Unless SD is thinking of a sequel, both sides would be well advised to gently drop the matter imho. SD should let PF make their game, PF should let SD sell their game. Best case if PF launches a new SC game in a few years then Stardock’s game would get a halo effect and gain some extra sales.

Not really a win/win but at least its not a lose/lose.

If steamcharts is accurate it is still sitting at 20k - 50k owners after a month. It looks like it is selling on gog.com, not sure how much that would add on top. Seems like they would need a bit more though to turn a profit on what was spent in development.

Thats good money at full price. I have no idea how much the dev costs are but I would guess maybe ~~$3M? I can see them making a solid profit on it by end of year. I just think it would be a bit silly to throw away that profit on a legal battle whose outcome is now irrelevant to SD’s game sales.

Of course if they are planning a sequel then that is a different matter but I would be surprised.

Stardock has stated in legal filings that the development costs were over $10 million (not including marketing).

There were some ramblings on reddit on it costing $9M, but I find it hard to believe. But I think they are planning on many DLC/expansion/sequels and that maybe the inflated development costs cover these.

Edit: I missed there was an official figure. $10M costs for the game would be Star Citizen levels of mispending (or very creative accounting. ie: assigning 100% of company overhead for five years and engine development to the game budget). It has to include a lot of content not yet released or it makes little sense.

Oh wow. Yeah scratch my comments.

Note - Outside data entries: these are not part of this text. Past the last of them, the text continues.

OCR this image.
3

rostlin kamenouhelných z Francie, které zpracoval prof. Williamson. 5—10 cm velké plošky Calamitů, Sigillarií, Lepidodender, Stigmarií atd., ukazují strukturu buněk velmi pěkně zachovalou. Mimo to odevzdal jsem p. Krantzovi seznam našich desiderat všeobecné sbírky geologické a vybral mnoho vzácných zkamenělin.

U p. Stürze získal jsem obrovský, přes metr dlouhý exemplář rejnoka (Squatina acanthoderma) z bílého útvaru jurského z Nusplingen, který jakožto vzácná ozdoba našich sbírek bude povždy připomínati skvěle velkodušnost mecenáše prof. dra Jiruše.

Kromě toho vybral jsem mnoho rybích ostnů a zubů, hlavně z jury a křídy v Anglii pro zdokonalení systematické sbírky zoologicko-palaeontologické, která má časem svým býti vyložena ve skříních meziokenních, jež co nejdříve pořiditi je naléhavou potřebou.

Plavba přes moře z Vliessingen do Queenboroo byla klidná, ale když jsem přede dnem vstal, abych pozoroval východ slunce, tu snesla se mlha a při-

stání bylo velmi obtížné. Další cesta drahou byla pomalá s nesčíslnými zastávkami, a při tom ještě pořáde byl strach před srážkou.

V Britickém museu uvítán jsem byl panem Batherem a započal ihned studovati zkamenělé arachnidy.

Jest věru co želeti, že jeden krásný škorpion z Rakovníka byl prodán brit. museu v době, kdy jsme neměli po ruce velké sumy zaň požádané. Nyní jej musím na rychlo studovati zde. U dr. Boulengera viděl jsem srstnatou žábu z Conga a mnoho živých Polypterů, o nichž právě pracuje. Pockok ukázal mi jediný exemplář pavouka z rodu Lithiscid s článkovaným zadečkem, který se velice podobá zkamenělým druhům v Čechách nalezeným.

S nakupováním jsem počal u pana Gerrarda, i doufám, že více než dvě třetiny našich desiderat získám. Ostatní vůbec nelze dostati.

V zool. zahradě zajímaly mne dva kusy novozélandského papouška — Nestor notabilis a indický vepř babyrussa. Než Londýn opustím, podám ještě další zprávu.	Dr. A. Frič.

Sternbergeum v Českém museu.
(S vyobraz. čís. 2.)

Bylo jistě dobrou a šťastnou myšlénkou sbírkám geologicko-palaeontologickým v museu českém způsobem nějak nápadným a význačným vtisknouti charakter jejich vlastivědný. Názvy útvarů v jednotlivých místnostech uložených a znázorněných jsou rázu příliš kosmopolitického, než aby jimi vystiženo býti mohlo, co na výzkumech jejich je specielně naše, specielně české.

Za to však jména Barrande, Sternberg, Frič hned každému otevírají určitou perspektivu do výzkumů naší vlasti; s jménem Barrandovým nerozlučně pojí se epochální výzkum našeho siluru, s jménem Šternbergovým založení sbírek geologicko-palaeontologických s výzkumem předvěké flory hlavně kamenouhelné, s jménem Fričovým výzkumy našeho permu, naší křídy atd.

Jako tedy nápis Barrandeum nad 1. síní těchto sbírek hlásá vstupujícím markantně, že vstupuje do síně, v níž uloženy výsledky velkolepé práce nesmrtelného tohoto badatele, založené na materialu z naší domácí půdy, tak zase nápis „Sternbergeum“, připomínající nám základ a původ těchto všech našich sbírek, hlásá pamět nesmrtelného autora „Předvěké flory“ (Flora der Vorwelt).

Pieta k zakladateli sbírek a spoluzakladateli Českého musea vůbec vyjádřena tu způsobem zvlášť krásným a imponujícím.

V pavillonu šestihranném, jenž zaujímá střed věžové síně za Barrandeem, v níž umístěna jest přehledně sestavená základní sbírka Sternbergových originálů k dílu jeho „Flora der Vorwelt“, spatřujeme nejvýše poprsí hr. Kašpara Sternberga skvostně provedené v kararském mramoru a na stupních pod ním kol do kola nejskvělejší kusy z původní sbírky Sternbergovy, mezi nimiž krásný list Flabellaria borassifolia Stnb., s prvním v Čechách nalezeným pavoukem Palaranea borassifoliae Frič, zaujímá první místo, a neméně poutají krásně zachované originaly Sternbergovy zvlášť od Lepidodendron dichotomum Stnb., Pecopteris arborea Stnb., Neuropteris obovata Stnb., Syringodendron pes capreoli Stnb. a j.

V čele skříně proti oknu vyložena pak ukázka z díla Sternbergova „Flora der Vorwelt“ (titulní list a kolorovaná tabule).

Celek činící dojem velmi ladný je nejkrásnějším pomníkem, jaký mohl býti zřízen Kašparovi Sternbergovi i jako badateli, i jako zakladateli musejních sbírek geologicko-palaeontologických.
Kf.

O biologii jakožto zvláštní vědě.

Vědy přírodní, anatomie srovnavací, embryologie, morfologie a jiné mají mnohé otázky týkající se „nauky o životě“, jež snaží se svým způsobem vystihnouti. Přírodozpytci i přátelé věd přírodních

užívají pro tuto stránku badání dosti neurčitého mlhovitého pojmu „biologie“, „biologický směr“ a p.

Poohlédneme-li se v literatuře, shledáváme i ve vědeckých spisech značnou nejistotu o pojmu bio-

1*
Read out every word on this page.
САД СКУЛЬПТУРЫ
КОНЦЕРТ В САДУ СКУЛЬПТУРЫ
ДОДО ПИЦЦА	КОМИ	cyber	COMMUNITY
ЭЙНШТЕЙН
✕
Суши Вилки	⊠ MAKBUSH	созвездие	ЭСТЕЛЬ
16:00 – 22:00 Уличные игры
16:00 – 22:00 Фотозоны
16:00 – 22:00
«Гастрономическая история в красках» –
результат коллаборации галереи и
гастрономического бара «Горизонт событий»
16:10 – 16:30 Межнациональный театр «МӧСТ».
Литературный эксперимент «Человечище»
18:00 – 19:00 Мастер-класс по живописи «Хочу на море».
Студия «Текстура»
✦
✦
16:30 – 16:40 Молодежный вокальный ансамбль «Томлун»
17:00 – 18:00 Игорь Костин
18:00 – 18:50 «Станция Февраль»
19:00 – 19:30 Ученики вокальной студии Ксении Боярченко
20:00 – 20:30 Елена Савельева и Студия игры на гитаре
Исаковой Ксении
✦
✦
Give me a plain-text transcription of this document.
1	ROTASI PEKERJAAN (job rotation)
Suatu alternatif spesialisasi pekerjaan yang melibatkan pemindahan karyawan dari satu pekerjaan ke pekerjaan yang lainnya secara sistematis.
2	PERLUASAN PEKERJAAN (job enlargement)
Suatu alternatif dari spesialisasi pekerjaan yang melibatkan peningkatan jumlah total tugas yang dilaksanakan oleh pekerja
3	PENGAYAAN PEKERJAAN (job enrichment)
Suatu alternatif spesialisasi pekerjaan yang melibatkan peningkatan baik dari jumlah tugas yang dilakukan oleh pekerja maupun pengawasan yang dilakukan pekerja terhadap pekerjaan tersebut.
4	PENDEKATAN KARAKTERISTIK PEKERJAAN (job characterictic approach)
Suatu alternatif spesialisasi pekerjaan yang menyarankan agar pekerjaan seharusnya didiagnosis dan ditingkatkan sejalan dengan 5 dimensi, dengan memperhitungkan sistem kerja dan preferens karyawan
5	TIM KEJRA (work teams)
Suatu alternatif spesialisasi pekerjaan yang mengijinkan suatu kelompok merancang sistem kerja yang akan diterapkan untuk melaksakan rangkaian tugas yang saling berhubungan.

I would just bail on it as fast as I could then.

@Juan_Raigada I agree. Maybe they built a new engine for it? Not sure really but that seems a lot for what i have seen of the game.

I am sure the current legal costs and the trademark buy-in are a non-negligible part of the costs as well.

EDIT: Just the $10m essentially means 375K units at full price.

Trademark buy in was $300k, if I remember correctly.

Brad kept saying how Star Control: Origins was the most expensive game they’d ever done. I noted earlier that, based on SteamCharts (for what it’s worth), the game probably qualifies as a flop. Steam reviews (which say little about sales) are now around 71% and have been dropping slowly ever since release, which seems to reflect how the game’s been received in general.

I cannot imagine Stardock will want to sink a lot of money into the lawsuit, but perhaps it’s become a matter of pride at this point. Or they’re counting on DLC and sequels to pick up the slack, Elemental-style. Just all guesses at this point, obviously.

Steamspy brackets owners to 20,000 - 50,000…

I don’t SD has been entirely rational for a while, @mok. As Rod says, the market speaks.

Well, don’t forget that it’s not just official DLC, but player generated content that they expect to become available for players, and they’re probably hoping that makes for a long sales tail. The problem is, only a tiny fraction of your players will make player generated content. And only a fraction of those will make PGC worth playing!

And suing R&F probably alienated some of that small portion that can make PGC worth playing.

A question: for a company the size of Stardock (i.e. not massive, but not five guys in a garage) is it still normal to have legal counsel on retainer? And if so, does pursuing a lawsuit in this way cost over the retainer, beyond not having them focus on other tasks?

I (obviously, from this post) don’t know how any of that stuff works, I was just wondering how much it really is costing Stardock, purely from a legal bills point of view.

To the former, probably. It just depends on the company. A retainer is something you pay to a lawfirm to get a regular amount of legal stuff done because you can’t afford/don’t have your own in-house counsel. This is more low level legal stuff, though.

A retainer wouldn’t cover an expensive lawsuit though (if you could afford to pay a retainer that large - remember this suit is projecting to cost multi-million dollars, never mind results - you would just hire lawyers), so Stardock is likely still going to be paying up for this.